Some pet owners who neuter their male dogs are opting for a surgical procedure meant to make Fido feel like he's back in the good ol' days B.C. - Before Castration.

Neuticles - testicular implants for dogs that look and feel like the real thing - are said to boost a pet's self-esteem by replacing what was lost. It's a procedure that's becoming increasingly popular in New York.

"We did it so Truman could still walk proudly down the street," says Penny Glazier, a Manhattan restaurateur, of her 8-year-old bull mastiff.
"We felt it would be good for him psychologically," she adds. "He actually still marks trees, though I'm told neutered dogs aren't supposed to do that anymore."

Made from polypropylene ($119 a pair), solid silicone ($249) or a liquid-filled "ultra-plus" model with lifelike veins ($889), Neuticles were introduced in 1995 by Missouri inventor Glenn A. Miller.

Though it took several years for veterinarians to accept the product, Miller claims more than 230,000 pets in 49 countries have been "Neuticled" at 17,000 clinics worldwide. The procedure is performed mostly on dogs, but owners have had it done for cats, bulls, horses, monkeys - even an elephant.

"People like their male dogs to look natural," says Miller. "Neuticles are strictly cosmetic. But it encourages owners who are hesitant about neutering their pets to do it, and that helps reduce pet overpopulation."

Size, by the way, does matter. Neuticles range from petite (.63 inches in length) all the way to XX-large (2.75 inches).

While the operation is safe, not every vet is sold on the idea - especially when it's more about an owner's ego than the dog's. "It is mostly men who inquire about it," says Dr.
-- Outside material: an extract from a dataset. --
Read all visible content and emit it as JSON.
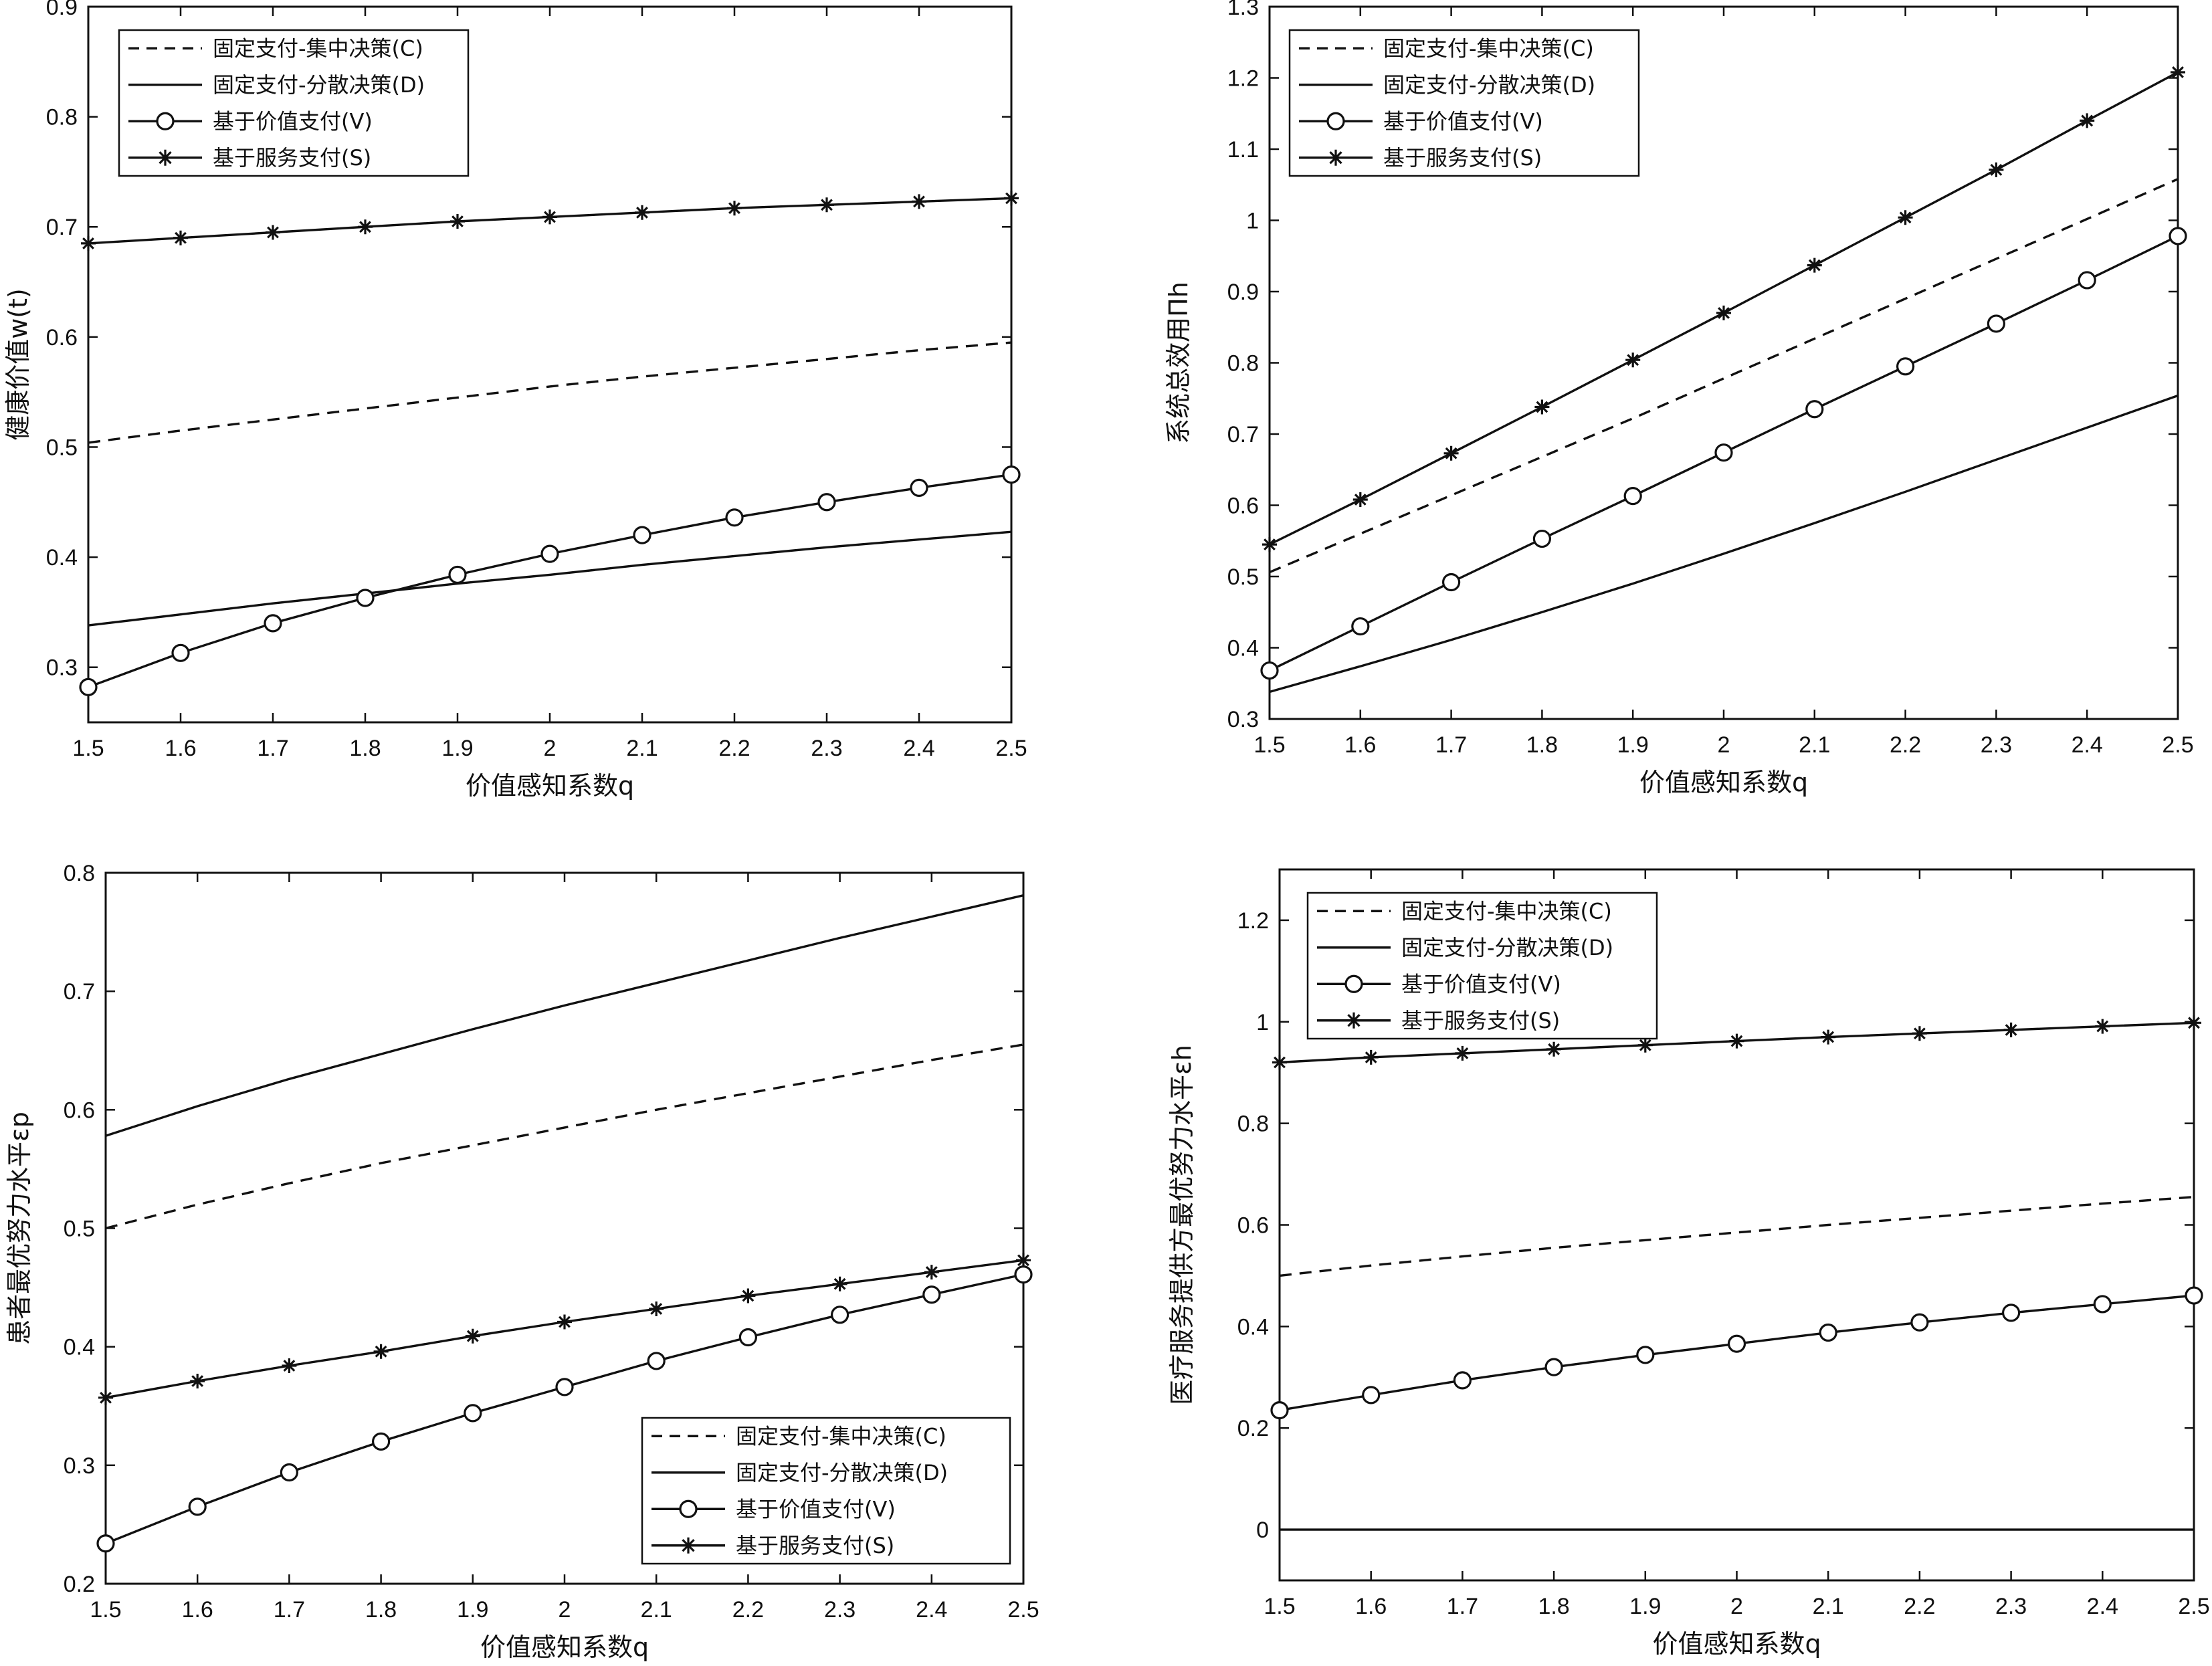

Gina Antiaris of Miller-Clark Animal Center in Mamaroneck. "I've done [the operation] before, but we don't do it here. It's sort of unnecessary."
"It's really a cosmetic thing," says Dr. Richard Green, who has performed it several times. "Dogs do just fine without their testicles."

For dog owner Edgar Rivera of the Bronx, whose Jack Russell terrier and chihuahua were both neutered, Neuticles was never an option. "Fake ba--s for a dog?" asks Rivera. "That's just nuts."

OK, is it just me, or is this idea ludicrous to the Nth degree? Holy waste of disposable income, Batman. And seriously how do they know that their dog's self esteem is worse or better? I don't get it. And I do admit that I am not a dog person in the least. But I can not imagine spending $900 to improve the self esteem of one of my kids let alone a pet. Good Golly, Miss Molly. Some people's kids. And don't ya just love the last line from the guy that said "That's just nuts." Some people are so punny. And the line about size does matter. Who knew?